Congo et RDC / Enfants sorciers

Tout le monde, au Congo et en RDC (République démocratique du Congo), croit en la sorcellerie. Mais l’accusation contre les enfants est un phénomène plus récent lié à une naissance non voulue, à un inceste, à un comportement difficile ou pour se débarrasser d’une bouche à nourrir « dans les familles épuisées par la misère ».

Tout comportement ou toute manifestation incomprise de l’enfant entraîne l’accusation : épilepsie, handicap, maturité précoce… Une procédure leur est réservée.

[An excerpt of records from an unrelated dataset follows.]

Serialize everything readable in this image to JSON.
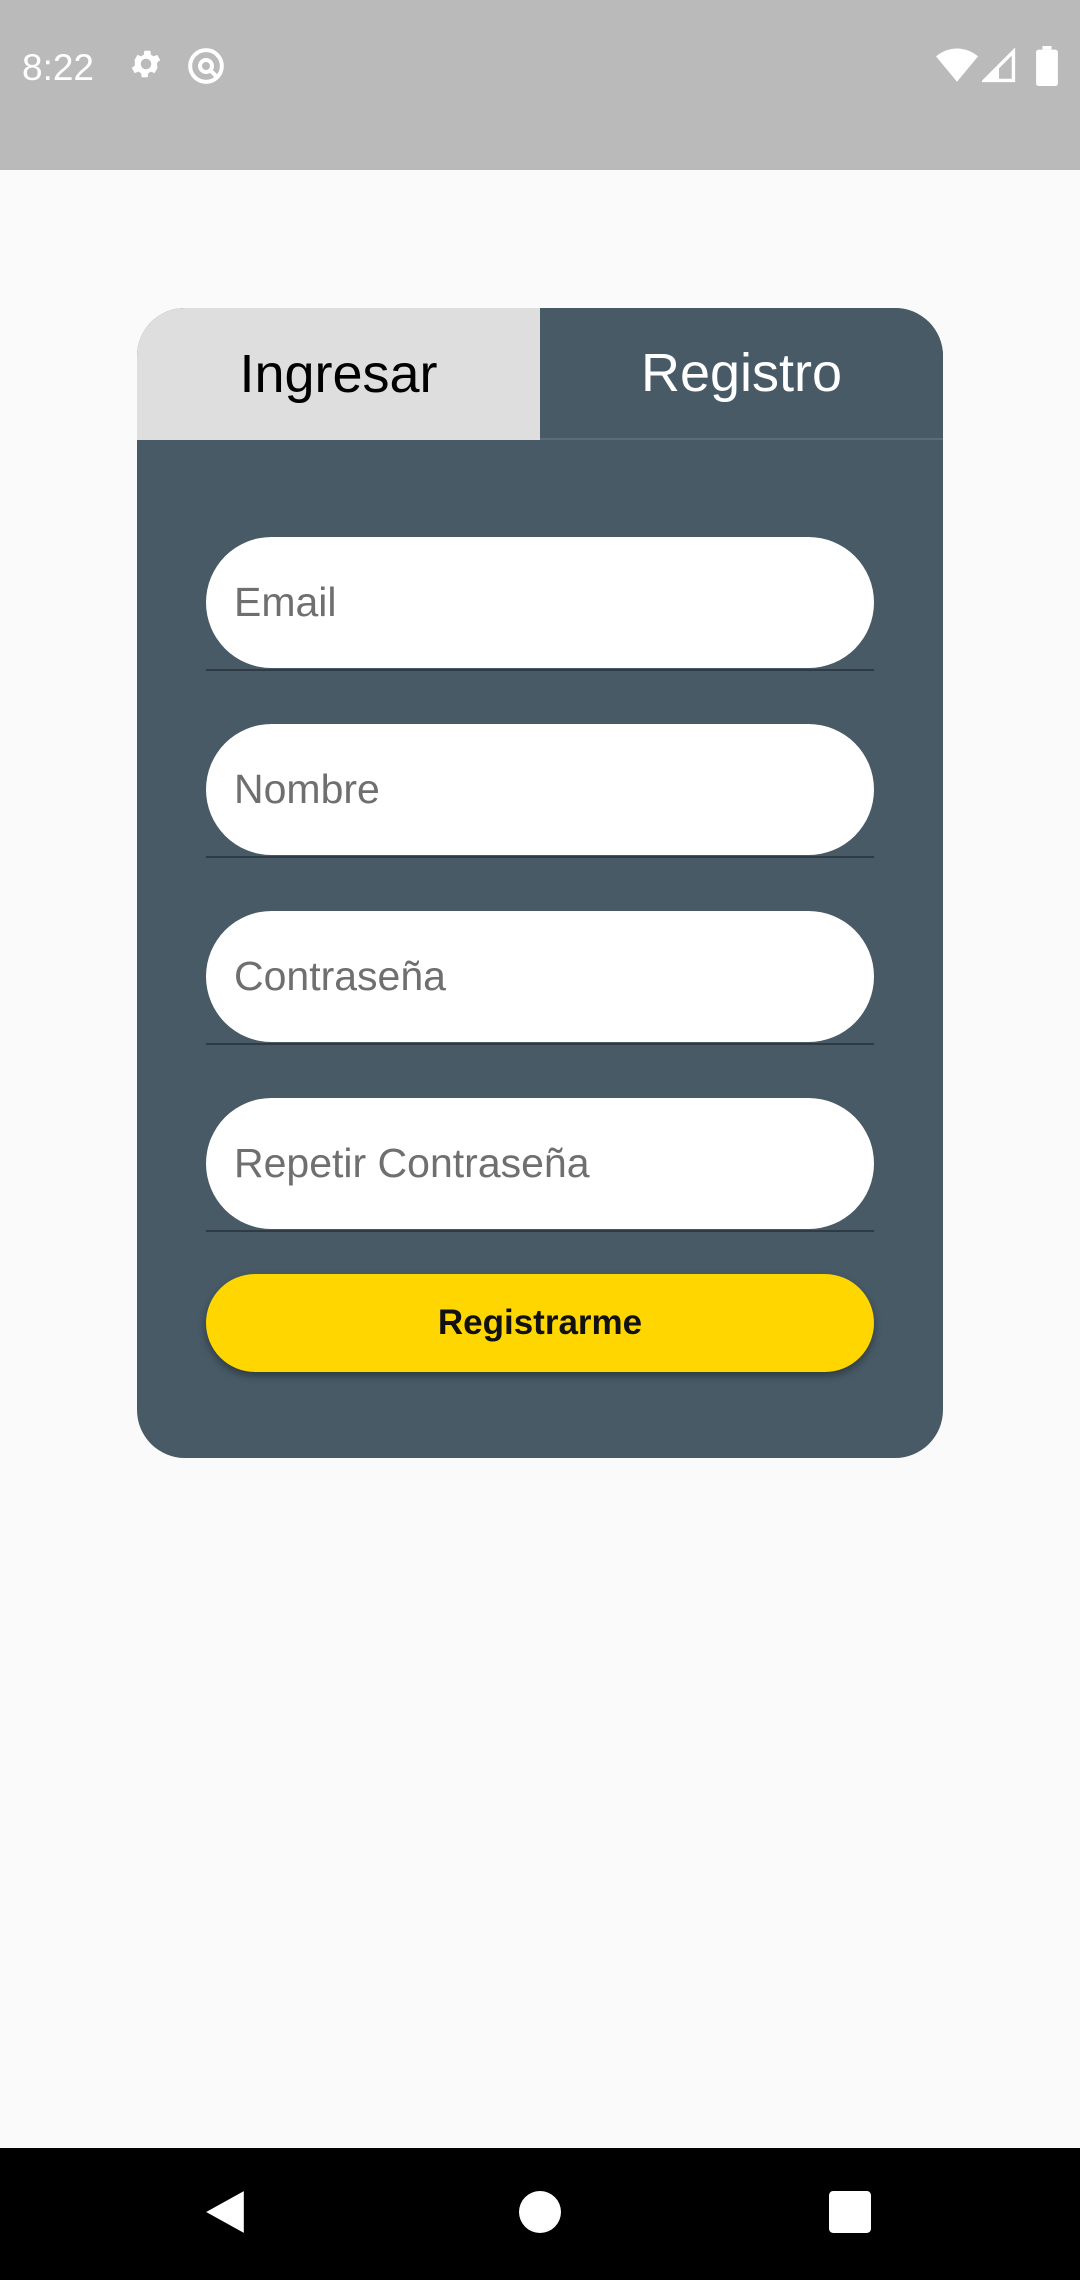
{
  "status_bar": {
    "time": "8:22",
    "icons_left": [
      "gear-icon",
      "at-sign-icon"
    ],
    "icons_right": [
      "wifi-icon",
      "signal-icon",
      "battery-icon"
    ],
    "background": "#bababa"
  },
  "tabs": {
    "login_label": "Ingresar",
    "register_label": "Registro",
    "active": "Registro"
  },
  "form": {
    "email_placeholder": "Email",
    "email_value": "",
    "name_placeholder": "Nombre",
    "name_value": "",
    "password_placeholder": "Contraseña",
    "password_value": "",
    "repeat_password_placeholder": "Repetir Contraseña",
    "repeat_password_value": "",
    "submit_label": "Registrarme"
  },
  "colors": {
    "card": "#475a66",
    "inactive_tab": "#dedede",
    "accent": "#ffd600",
    "background": "#fafafa"
  },
  "nav_bar": {
    "buttons": [
      "back-icon",
      "home-icon",
      "recents-icon"
    ]
  }
}
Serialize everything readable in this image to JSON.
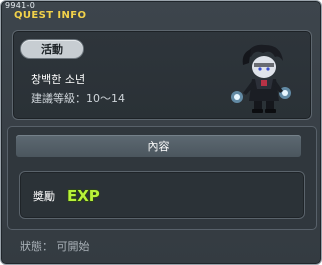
{
  "window": {
    "quest_id": "9941-0",
    "title": "QUEST INFO"
  },
  "info": {
    "tag": "活動",
    "quest_name": "창백한 소년",
    "recommended_level": "建議等級：10～14",
    "npc_icon": "pale-boy-npc-sprite"
  },
  "details": {
    "content_header": "內容",
    "reward_label": "獎勵",
    "reward_badge": "EXP",
    "reward_icon": "exp-icon"
  },
  "status": {
    "text": "狀態： 可開始"
  },
  "colors": {
    "title_yellow": "#f2d24a",
    "exp_green": "#b8f23a",
    "npc_glow": "#8fd3ff"
  }
}
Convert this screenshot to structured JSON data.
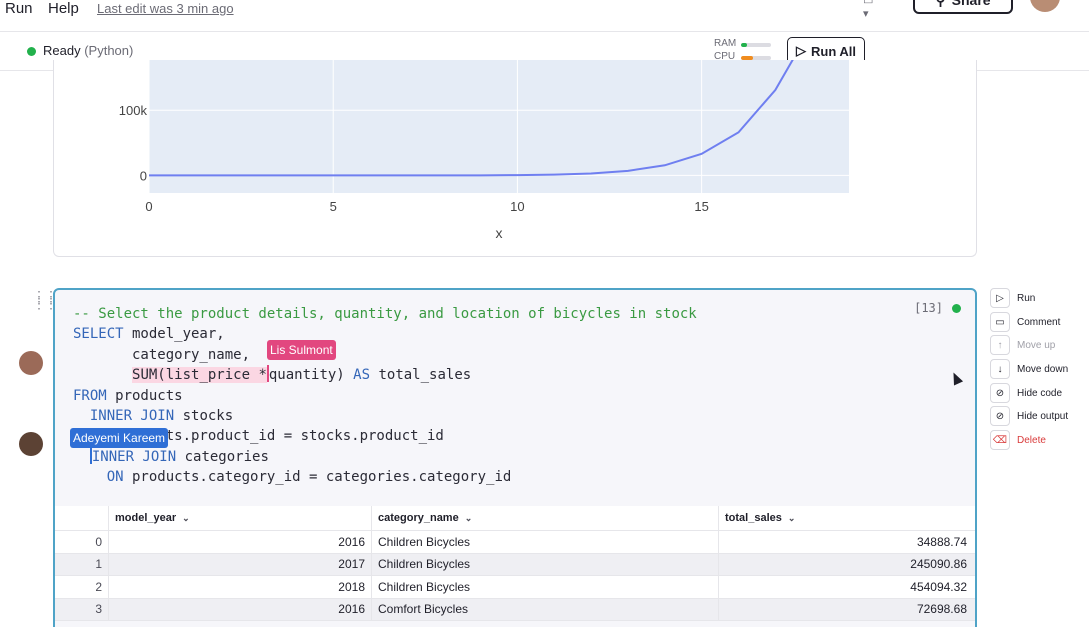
{
  "menubar": {
    "items": [
      "Run",
      "Help"
    ],
    "last_edit": "Last edit was 3 min ago",
    "share_label": "Share"
  },
  "status": {
    "state": "Ready",
    "language": "(Python)",
    "ram_label": "RAM",
    "cpu_label": "CPU",
    "ram_usage": 0.2,
    "cpu_usage": 0.4,
    "run_all_label": "Run All",
    "colors": {
      "ready": "#22b14c",
      "ram": "#22b14c",
      "cpu": "#f08c1e"
    }
  },
  "chart_data": {
    "type": "line",
    "xlabel": "x",
    "ylabel": "",
    "xlim": [
      0,
      19
    ],
    "x_ticks": [
      0,
      5,
      10,
      15
    ],
    "x_tick_labels": [
      "0",
      "5",
      "10",
      "15"
    ],
    "y_ticks": [
      0,
      100000
    ],
    "y_tick_labels": [
      "0",
      "100k"
    ],
    "visible_ylim": [
      -27000,
      177000
    ],
    "grid": true,
    "series": [
      {
        "color": "#6f7ff0",
        "x": [
          0,
          1,
          2,
          3,
          4,
          5,
          6,
          7,
          8,
          9,
          10,
          11,
          12,
          13,
          14,
          15,
          16,
          17,
          17.5
        ],
        "y": [
          0,
          0,
          0,
          0,
          0,
          0,
          0,
          0,
          0,
          100,
          400,
          1200,
          3000,
          7000,
          15500,
          33000,
          66000,
          131000,
          180000
        ]
      }
    ]
  },
  "cell": {
    "exec_count": "[13]",
    "code_lines": [
      [
        {
          "t": "-- Select the product details, quantity, and location of bicycles in stock",
          "c": "cm"
        }
      ],
      [
        {
          "t": "SELECT",
          "c": "kw"
        },
        {
          "t": " model_year,",
          "c": ""
        }
      ],
      [
        {
          "t": "       category_name, ",
          "c": ""
        }
      ],
      [
        {
          "t": "       ",
          "c": ""
        },
        {
          "t": "SUM(list_price *",
          "c": "hl"
        },
        {
          "t": "|",
          "c": "cursor-pink"
        },
        {
          "t": "quantity) ",
          "c": ""
        },
        {
          "t": "AS",
          "c": "kw"
        },
        {
          "t": " total_sales",
          "c": ""
        }
      ],
      [
        {
          "t": "FROM",
          "c": "kw"
        },
        {
          "t": " products",
          "c": ""
        }
      ],
      [
        {
          "t": "  ",
          "c": ""
        },
        {
          "t": "INNER JOIN",
          "c": "kw"
        },
        {
          "t": " stocks",
          "c": ""
        }
      ],
      [
        {
          "t": "           ts.product_id = stocks.product_id",
          "c": ""
        }
      ],
      [
        {
          "t": "  ",
          "c": ""
        },
        {
          "t": "|",
          "c": "cursor-blue"
        },
        {
          "t": "INNER JOIN",
          "c": "kw"
        },
        {
          "t": " categories",
          "c": ""
        }
      ],
      [
        {
          "t": "    ",
          "c": ""
        },
        {
          "t": "ON",
          "c": "kw"
        },
        {
          "t": " products.category_id = categories.category_id",
          "c": ""
        }
      ]
    ],
    "collaborators": [
      {
        "name": "Lis Sulmont",
        "color": "#e2477f"
      },
      {
        "name": "Adeyemi Kareem",
        "color": "#2f6fd6"
      }
    ]
  },
  "table": {
    "columns": [
      "model_year",
      "category_name",
      "total_sales"
    ],
    "rows": [
      {
        "idx": "0",
        "model_year": "2016",
        "category_name": "Children Bicycles",
        "total_sales": "34888.74"
      },
      {
        "idx": "1",
        "model_year": "2017",
        "category_name": "Children Bicycles",
        "total_sales": "245090.86"
      },
      {
        "idx": "2",
        "model_year": "2018",
        "category_name": "Children Bicycles",
        "total_sales": "454094.32"
      },
      {
        "idx": "3",
        "model_year": "2016",
        "category_name": "Comfort Bicycles",
        "total_sales": "72698.68"
      }
    ]
  },
  "actions": [
    {
      "label": "Run",
      "icon": "play-icon",
      "state": "normal"
    },
    {
      "label": "Comment",
      "icon": "comment-icon",
      "state": "normal"
    },
    {
      "label": "Move up",
      "icon": "arrow-up-icon",
      "state": "disabled"
    },
    {
      "label": "Move down",
      "icon": "arrow-down-icon",
      "state": "normal"
    },
    {
      "label": "Hide code",
      "icon": "eye-off-icon",
      "state": "normal"
    },
    {
      "label": "Hide output",
      "icon": "eye-off-icon",
      "state": "normal"
    },
    {
      "label": "Delete",
      "icon": "trash-icon",
      "state": "danger"
    }
  ]
}
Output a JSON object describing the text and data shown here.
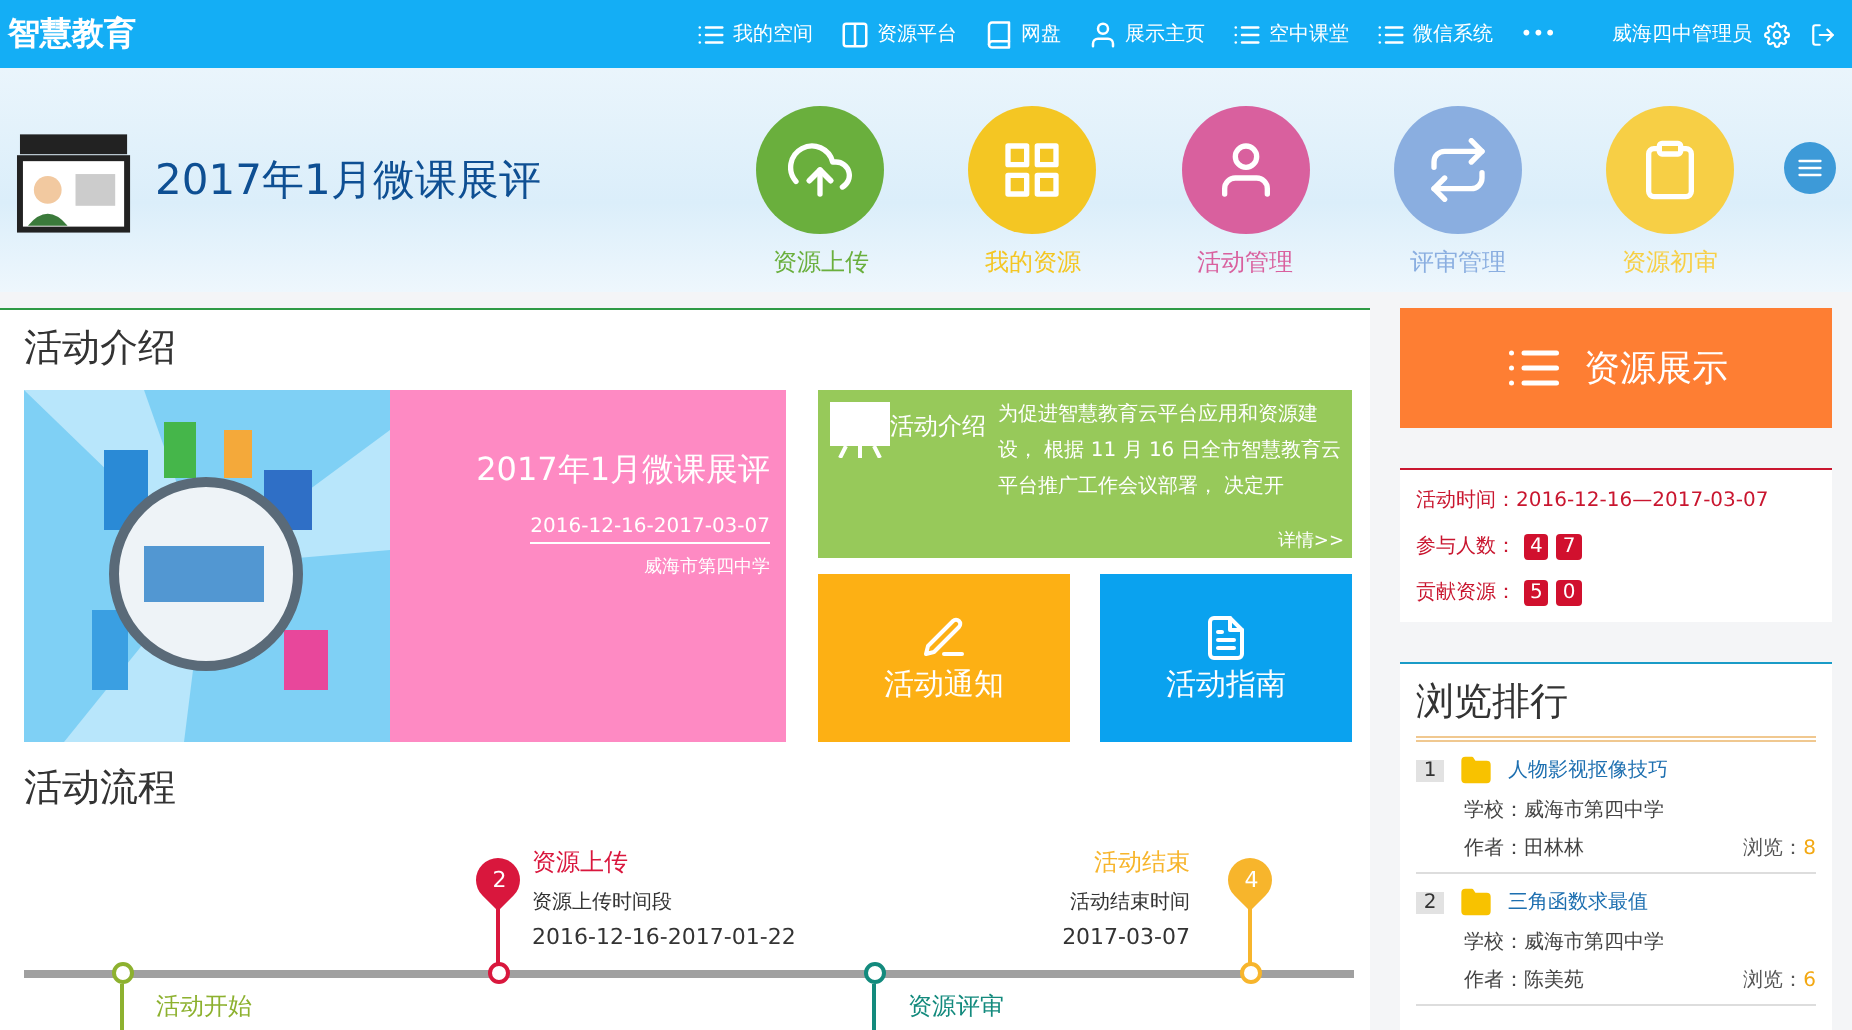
{
  "top_bar": {
    "logo": "智慧教育",
    "nav": [
      {
        "label": "我的空间"
      },
      {
        "label": "资源平台"
      },
      {
        "label": "网盘"
      },
      {
        "label": "展示主页"
      },
      {
        "label": "空中课堂"
      },
      {
        "label": "微信系统"
      }
    ],
    "more": "•••",
    "user": "威海四中管理员"
  },
  "banner": {
    "title": "2017年1月微课展评",
    "actions": [
      {
        "label": "资源上传",
        "color": "#6aaf3d"
      },
      {
        "label": "我的资源",
        "color": "#f4c623"
      },
      {
        "label": "活动管理",
        "color": "#d9609e"
      },
      {
        "label": "评审管理",
        "color": "#8aaee0"
      },
      {
        "label": "资源初审",
        "color": "#f7cf45"
      }
    ]
  },
  "intro": {
    "heading": "活动介绍",
    "title": "2017年1月微课展评",
    "dates": "2016-12-16-2017-03-07",
    "school": "威海市第四中学",
    "summary_label": "活动介绍",
    "summary": "为促进智慧教育云平台应用和资源建设， 根据 11 月 16 日全市智慧教育云平台推广工作会议部署， 决定开",
    "more": "详情>>",
    "tiles": [
      {
        "label": "活动通知",
        "color": "#fdb014"
      },
      {
        "label": "活动指南",
        "color": "#0aa2ef"
      }
    ]
  },
  "process": {
    "heading": "活动流程",
    "steps": [
      {
        "kind": "bottom",
        "title": "活动开始",
        "color": "#8db12f"
      },
      {
        "kind": "top",
        "number": "2",
        "title": "资源上传",
        "desc": "资源上传时间段",
        "date": "2016-12-16-2017-01-22",
        "color": "#d9173d"
      },
      {
        "kind": "bottom",
        "title": "资源评审",
        "color": "#138a7d"
      },
      {
        "kind": "top",
        "number": "4",
        "title": "活动结束",
        "desc": "活动结束时间",
        "date": "2017-03-07",
        "color": "#f7b52c"
      }
    ]
  },
  "showcase": {
    "label": "资源展示"
  },
  "stats": {
    "time_label": "活动时间：",
    "time": "2016-12-16—2017-03-07",
    "rows": [
      {
        "label": "参与人数：",
        "digits": [
          "4",
          "7"
        ]
      },
      {
        "label": "贡献资源：",
        "digits": [
          "5",
          "0"
        ]
      }
    ]
  },
  "ranking": {
    "heading": "浏览排行",
    "items": [
      {
        "rank": "1",
        "title": "人物影视抠像技巧",
        "school": "学校：威海市第四中学",
        "author": "作者：田林林",
        "views_label": "浏览：",
        "views": "8"
      },
      {
        "rank": "2",
        "title": "三角函数求最值",
        "school": "学校：威海市第四中学",
        "author": "作者：陈美苑",
        "views_label": "浏览：",
        "views": "6"
      }
    ]
  }
}
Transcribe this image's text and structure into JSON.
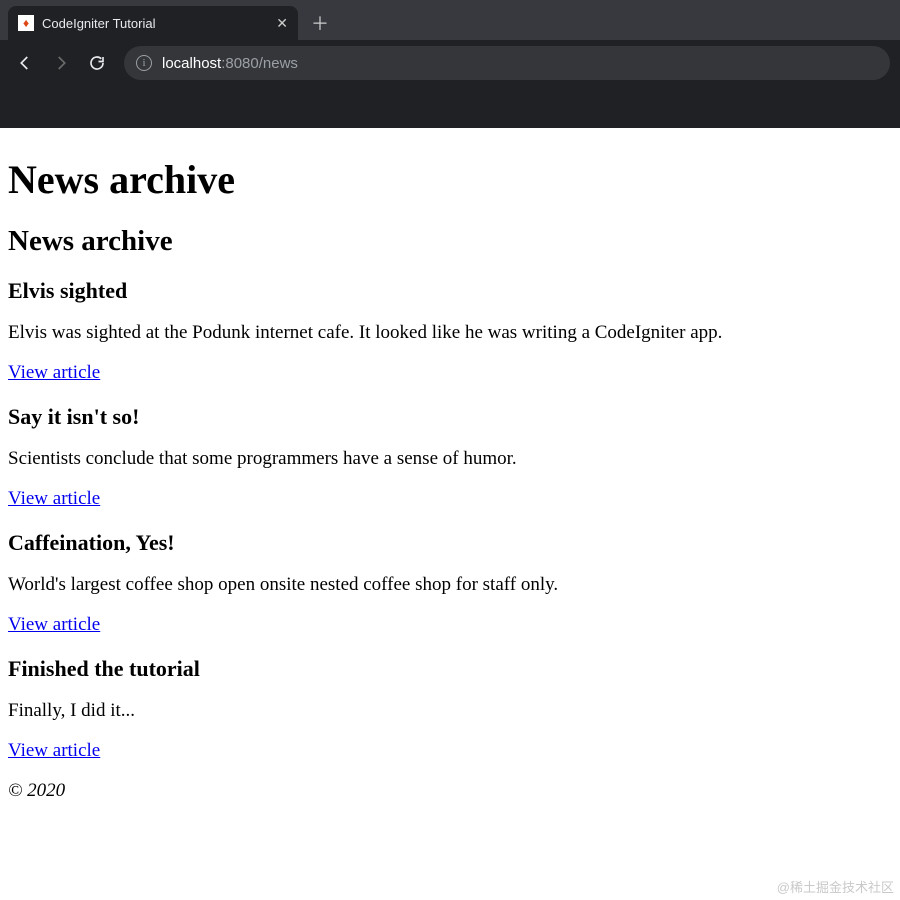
{
  "browser": {
    "tab_title": "CodeIgniter Tutorial",
    "url_host": "localhost",
    "url_port_path": ":8080/news"
  },
  "page": {
    "h1": "News archive",
    "h2": "News archive",
    "articles": [
      {
        "title": "Elvis sighted",
        "body": "Elvis was sighted at the Podunk internet cafe. It looked like he was writing a CodeIgniter app.",
        "link": "View article"
      },
      {
        "title": "Say it isn't so!",
        "body": "Scientists conclude that some programmers have a sense of humor.",
        "link": "View article"
      },
      {
        "title": "Caffeination, Yes!",
        "body": "World's largest coffee shop open onsite nested coffee shop for staff only.",
        "link": "View article"
      },
      {
        "title": "Finished the tutorial",
        "body": "Finally, I did it...",
        "link": "View article"
      }
    ],
    "footer": "© 2020"
  },
  "watermark": "@稀土掘金技术社区"
}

Entre tradi-praticiens et pasteurs, la frontière est mince. Les instances traditionnelles sont elles-mêmes dépassées par les Églises du Réveil, installées dans les années 90, à la fin du régime marxiste. Josué Nlemvo Ntelo, coordinateur de l’Association espace enfants, explique que les pasteurs de ces églises, qu’il qualifie de « marchands d’illusion », sont ceux qui accusent et stigmatisent ces enfants pour ensuite facturer la « délivrance » et la « cure d’âme ». Facture qui peut s’élever à plus de 300€ alors que le salaire moyen tourne autour de 76€.

A Brazzaville, un pasteur, Bertrand, est expert en sorcellerie. Sur les 19 enfants qu’il héberge, sept ne retourneront jamais chez eux. Il prétexte que « les parents ne sauraient pas comment réagir » : « Il faut être protégé car, quand on chasse un esprit d’un corps, il s’installe dans un autre ». Ces enfants sont plutôt des filles, qui font la cuisine et qui animent les cérémonies. Un foulard ceint autour de la tête, « elles se balancent, hypnotisées au son des prières ». Le pasteur invite à « contribuer » : « On ne vient pas dans la maison de l’Eternel les mains vides ». Le père de Lucie, 8 ans, oblige sa fille à raconter : « Je suis une sorcière ». Elle explique que ce sont ses grands-parents qui l’ont initiée : « Ils m’ont donné la nourriture nocturne et menée au cimetière. Ma mission était de tuer papa et maman. » On lui demande si elle a tué dans le « deuxième monde », elle répond que oui, « beaucoup de gens ».

Joseph Likibi, du Réseau d’intervenants sur le phénomène des enfants de la rue, est en colère : « Ces aveux sont extorqués, les enfants sont conditionnés ! Ces pasteurs profitent de la détresse. »

Selon Taty Kuketuka, anthropologue à l’Université de Kinshasa, l’arrivée d’une nouvelle tribu pour laquelle la « sorcellerie commence dès l’enfance » explique le phénomène des enfants de rue. Ce fléau, évalué à 30 000 cas par l’Unicef, progresse : on recense entre 2 000 et 3 000 nouveaux cas par mois. La plupart est accusée de sorcellerie.

Vicky a 17 ans. Elle se rappelle avoir été chez le pasteur : « Il m’a fait manger un verre de sel à chaque repas. Il pilait aussi du [piment], mélangeait avec de l’eau et mettait ça dans les yeux, les oreilles et le nez ». Elle a fui, rencontré un autre pasteur qui lui a promis de la guérir. « En la violant. » Affamée, dénudée, battue, « opérée » pour ôter le « germe de la sorcellerie, brûlée à la cire sur les organes génitaux ».
Dans une église, des enfants accusés de sorcellerie attendent d’être guéris. Un pasteur, Papa Andinga, aidé de Maman Thérèse, asperge les enfants d’un liquide. « Au nom de Jésus, je te chasse de ce corps ! »

Pourtant, depuis 2009, une loi sur la protection de l’enfant a été votée : « selon les articles 160 et 161, celui qui accuse de sorcellerie est passible d’un à trois de prison et d’une amende de 200 000 à 1 million de francs congolais. Nous avons aussi créé des tribunaux congolais » explique Gauthier Luyela Directeur de la protection de l’enfant au ministère de la Famille.

Le ministère des Affaires sociales, met lui aussi en place des dispositifs de protection et d’information pour protéger ces enfants, notamment en sensibilisant des pasteurs à la psychologie infantile.